Maria Crowe has a complex job but a focused mission.

"Our mission as a company is to help people live healthy, more active lives," Crowe says. "My job is to ensure that we make medicine of high quality and produce it safely."

As president of global manufacturing operations at Eli Lilly & Co., Crowe (IM ’82) is responsible for the production of Lilly drugs—from capsules to tablets to injectables. She oversees manfuacturing, packaging, and distribution operations in 10 countries, applying sharp science and business acumen across multiple cultures.

It’s a role Crowe has been preparing for since her days at the Krannert School. A native of Madison, Indiana, she came to Purdue because of her strength in math and science. Originally a computer science major, she switched to a degree in industrial management.

Two weeks after she graduated, Crowe began her career at Lilly. Some 29 years later, she says the analytical Krannert approach provided a perfect background.

“The Krannert program focused on problem solving, which is very important in our business and in manufacturing. We were taught to understand data and how to draw the right conclusions from that data. And we did it in an organized team structure, which was very helpful in terms of how we work in the business world today,” Crowe says.

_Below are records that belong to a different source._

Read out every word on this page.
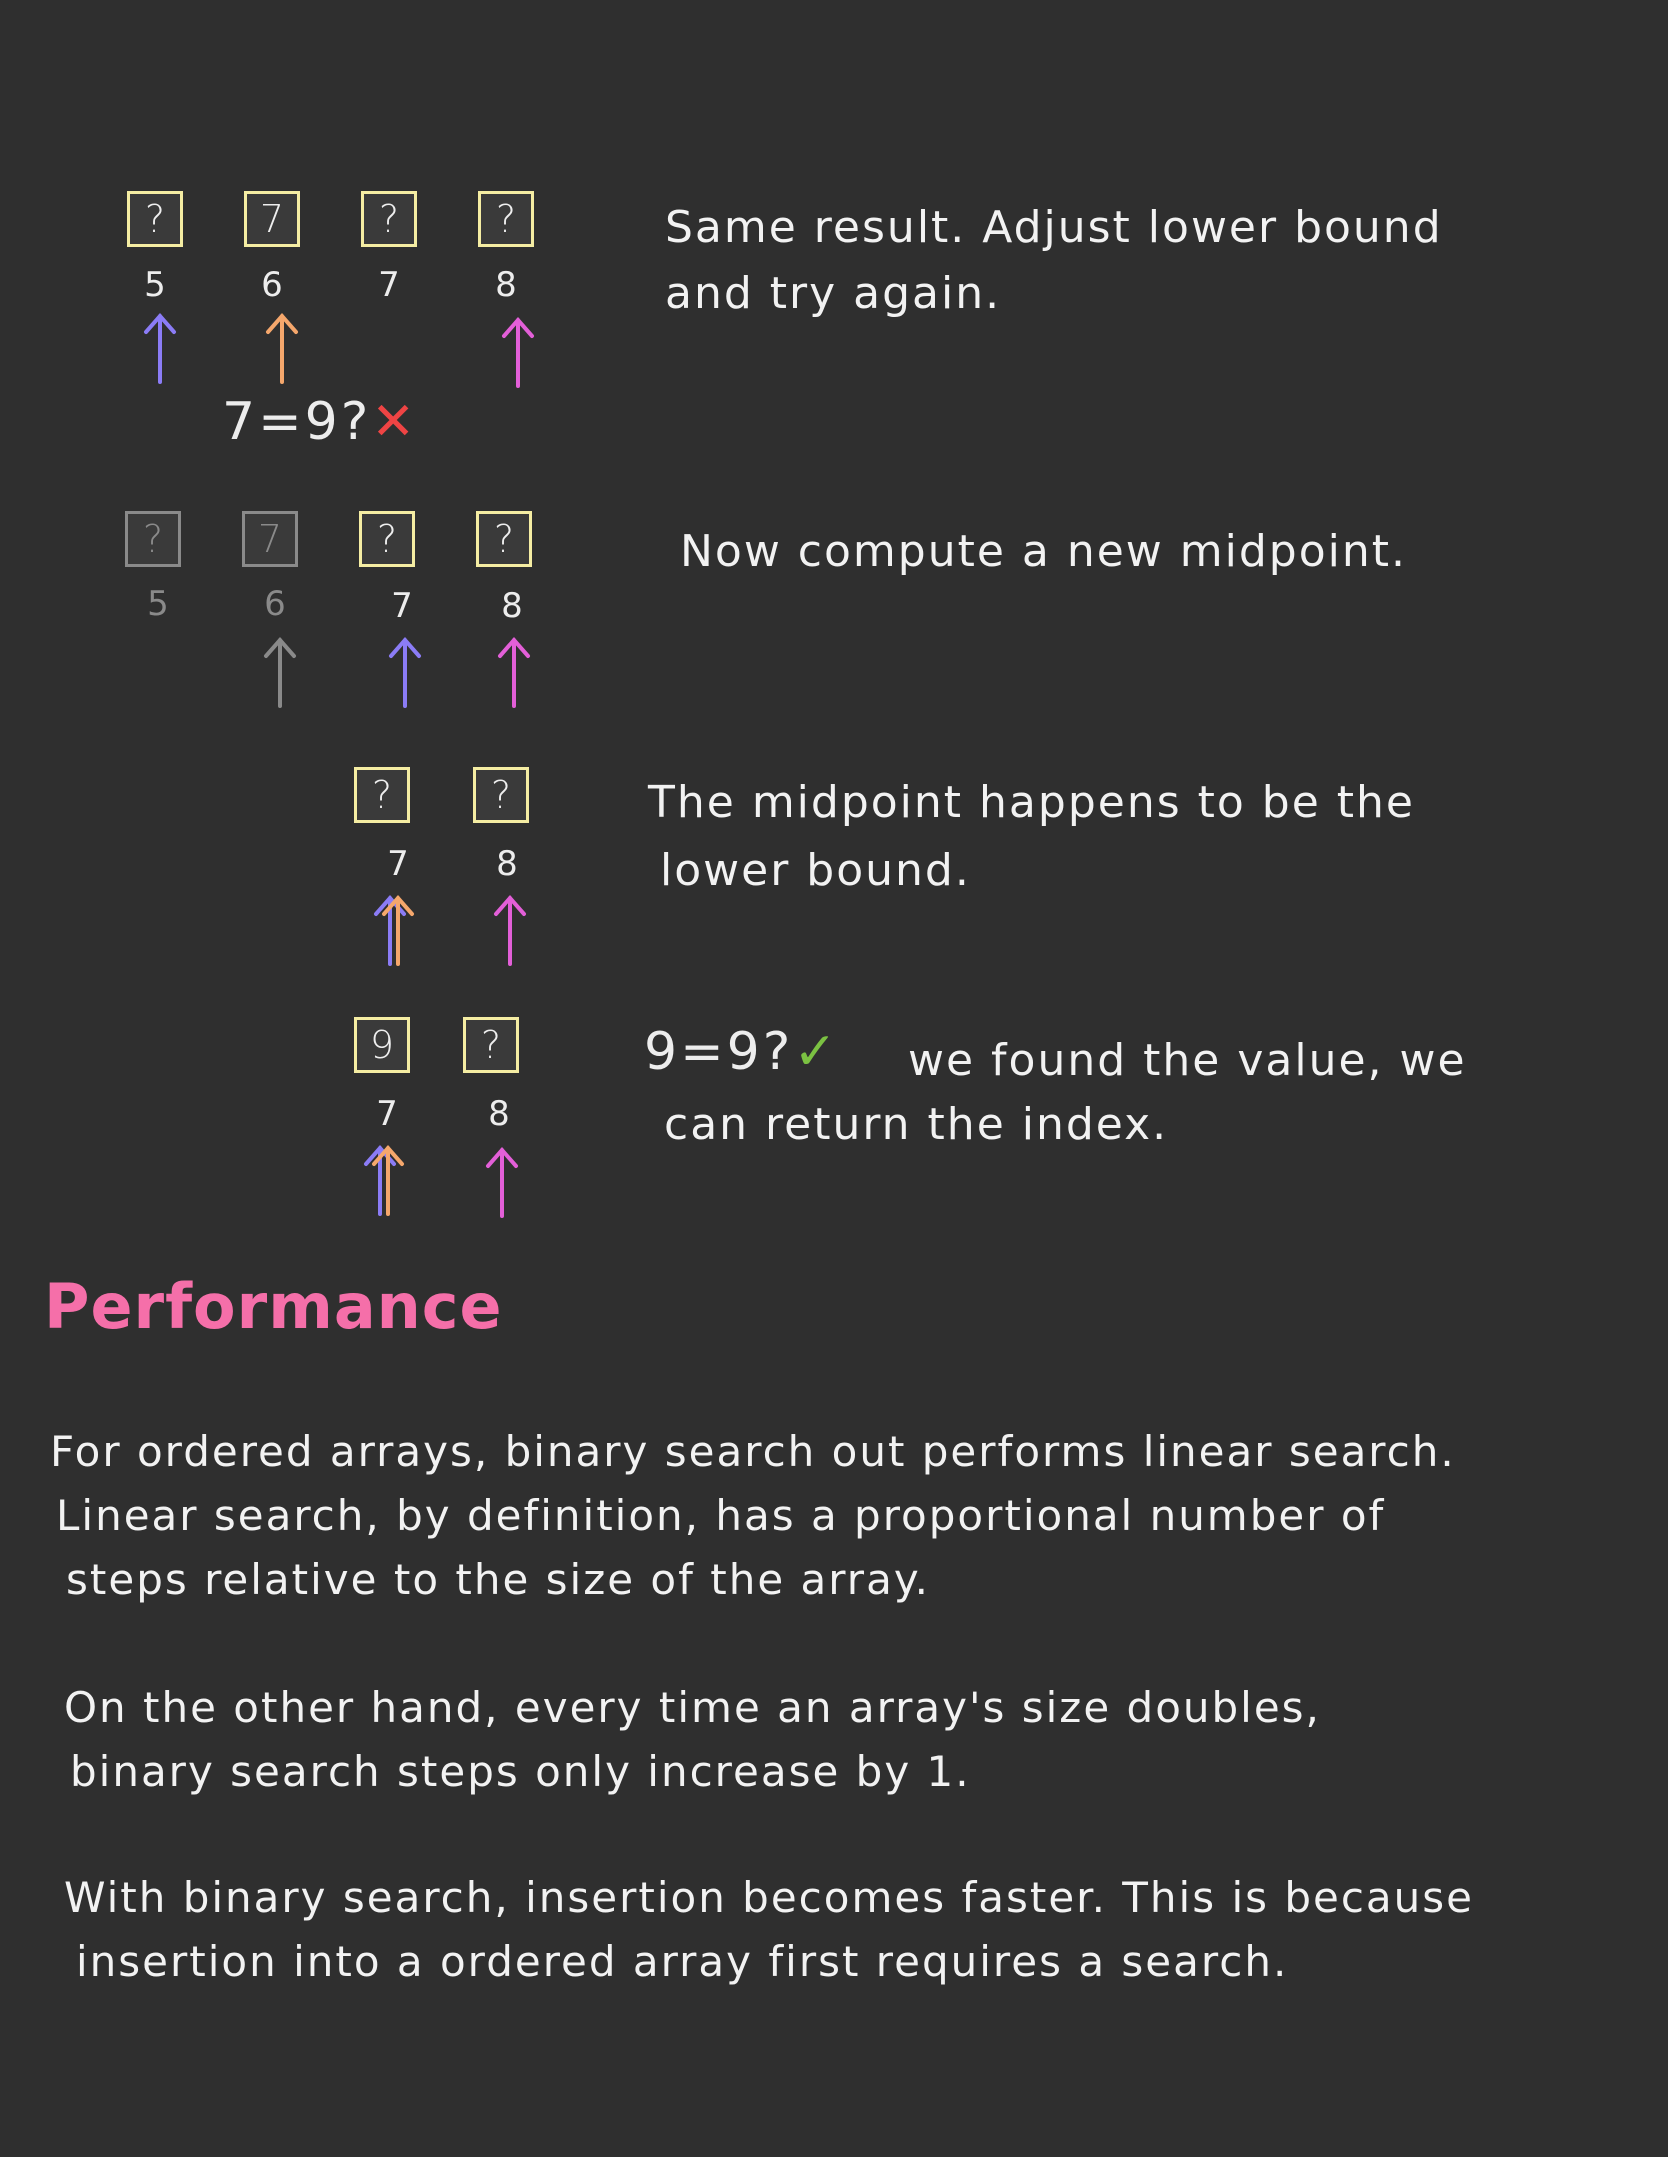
?	7	?	?
5	6	7	8
7=9?✕
Same result. Adjust lower bound
and try again.
?	7	?	?
5	6	7	8
Now compute a new midpoint.
?	?
7	8
The midpoint happens to be the
lower bound.
9	?
7	8
9=9?✓ we found the value, we
can return the index.
Performance
For ordered arrays, binary search out performs linear search.
Linear search, by definition, has a proportional number of
steps relative to the size of the array.
On the other hand, every time an array's size doubles,
binary search steps only increase by 1.
With binary search, insertion becomes faster. This is because
insertion into a ordered array first requires a search.
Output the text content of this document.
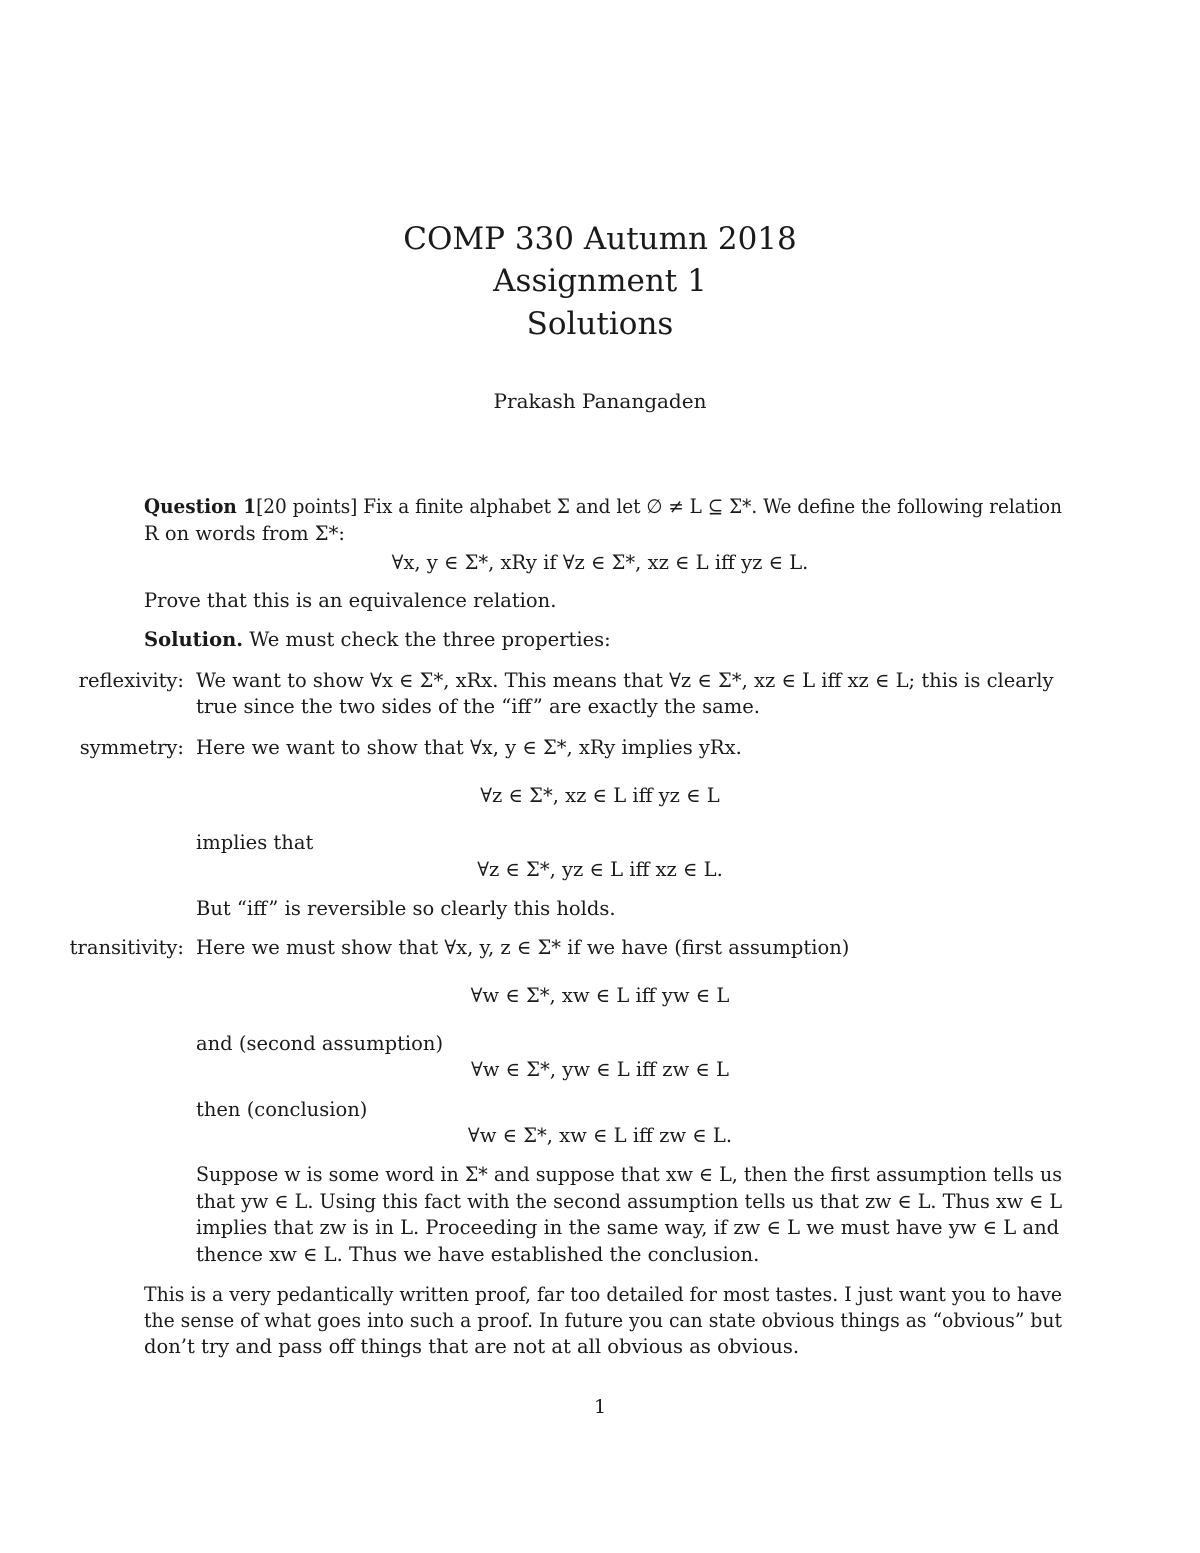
COMP 330 Autumn 2018
Assignment 1
Solutions
Prakash Panangaden
Question 1[20 points] Fix a finite alphabet Σ and let ∅ ≠ L ⊆ Σ*. We define the following relation
R on words from Σ*:
∀x, y ∈ Σ*, xRy if ∀z ∈ Σ*, xz ∈ L iff yz ∈ L.
Prove that this is an equivalence relation.
Solution. We must check the three properties:
reflexivity: We want to show ∀x ∈ Σ*, xRx. This means that ∀z ∈ Σ*, xz ∈ L iff xz ∈ L; this is clearly
true since the two sides of the “iff” are exactly the same.
symmetry: Here we want to show that ∀x, y ∈ Σ*, xRy implies yRx.
∀z ∈ Σ*, xz ∈ L iff yz ∈ L
implies that
∀z ∈ Σ*, yz ∈ L iff xz ∈ L.
But “iff” is reversible so clearly this holds.
transitivity: Here we must show that ∀x, y, z ∈ Σ* if we have (first assumption)
∀w ∈ Σ*, xw ∈ L iff yw ∈ L
and (second assumption)
∀w ∈ Σ*, yw ∈ L iff zw ∈ L
then (conclusion)
∀w ∈ Σ*, xw ∈ L iff zw ∈ L.
Suppose w is some word in Σ* and suppose that xw ∈ L, then the first assumption tells us
that yw ∈ L. Using this fact with the second assumption tells us that zw ∈ L. Thus xw ∈ L
implies that zw is in L. Proceeding in the same way, if zw ∈ L we must have yw ∈ L and
thence xw ∈ L. Thus we have established the conclusion.
This is a very pedantically written proof, far too detailed for most tastes. I just want you to have
the sense of what goes into such a proof. In future you can state obvious things as “obvious” but
don’t try and pass off things that are not at all obvious as obvious.
1
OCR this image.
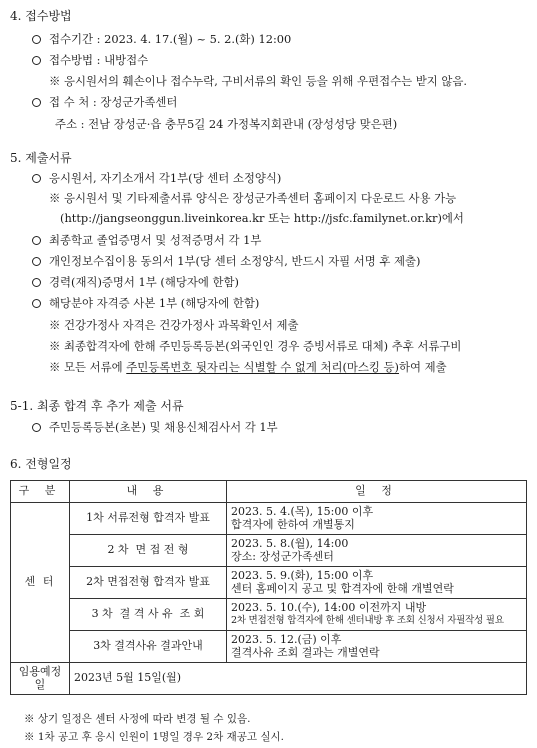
4. 접수방법
접수기간 : 2023. 4. 17.(월) ~ 5. 2.(화) 12:00
접수방법 : 내방접수
※ 응시원서의 훼손이나 접수누락, 구비서류의 확인 등을 위해 우편접수는 받지 않음.
접 수 처 : 장성군가족센터
주소 : 전남 장성군·읍 충무5길 24 가정복지회관내 (장성성당 맞은편)
5. 제출서류
응시원서, 자기소개서 각1부(당 센터 소정양식)
※ 응시원서 및 기타제출서류 양식은 장성군가족센터 홈페이지 다운로드 사용 가능
(http://jangseonggun.liveinkorea.kr 또는 http://jsfc.familynet.or.kr)에서
최종학교 졸업증명서 및 성적증명서 각 1부
개인정보수집이용 동의서 1부(당 센터 소정양식, 반드시 자필 서명 후 제출)
경력(재직)증명서 1부 (해당자에 한함)
해당분야 자격증 사본 1부 (해당자에 한함)
※ 건강가정사 자격은 건강가정사 과목확인서 제출
※ 최종합격자에 한해 주민등록등본(외국인인 경우 증빙서류로 대체) 추후 서류구비
※ 모든 서류에 주민등록번호 뒷자리는 식별할 수 없게 처리(마스킹 등)하여 제출
5-1. 최종 합격 후 추가 제출 서류
주민등록등본(초본) 및 채용신체검사서 각 1부
6. 전형일정
구 분	내 용	일 정
센 터	1차 서류전형 합격자 발표	2023. 5. 4.(목), 15:00 이후
합격자에 한하여 개별통지

	2 차  면 접 전 형	2023. 5. 8.(월), 14:00
장소: 장성군가족센터

	2차 면접전형 합격자 발표	2023. 5. 9.(화), 15:00 이후
센터 홈페이지 공고 및 합격자에 한해 개별연락

	3 차  결 격 사 유  조 회	2023. 5. 10.(수), 14:00 이전까지 내방
2차 면접전형 합격자에 한해 센터내방 후 조회 신청서 자필작성 필요

	3차 결격사유 결과안내	2023. 5. 12.(금) 이후
결격사유 조회 결과는 개별연락

임용예정일	2023년 5월 15일(월)	
※ 상기 일정은 센터 사정에 따라 변경 될 수 있음.
※ 1차 공고 후 응시 인원이 1명일 경우 2차 재공고 실시.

Her education was further enhanced by an opportunity to share her knowledge with other students. “I was a teaching assistant in economics,” she says. “It taught me about leadership and how to apply things I was learning within the role of a leader.”

Crowe, a member of the Krannert School's Dean's Advisory Council and the advisory board of Purdue's Global Policy Research Institute, began her Lilly career in information technology before transitioning to product development. She spent seven years outside the U.S. on assignments in Puerto Rico and Ireland, furthering her understanding of manufacturing's global role.

Crowe goes to work every day knowing she has a chance to do something that will have an impact on millions of lives. She’s grateful for the role that Purdue and the Krannert School had in making that happen.

“My Krannert education was instrumental in helping me to achieve what I’ve done in my career,” Crowe says. “It was a very good, grounding foundational experience. Krannert really helped me be able to apply the learning in my very first assignment and throughout my career.”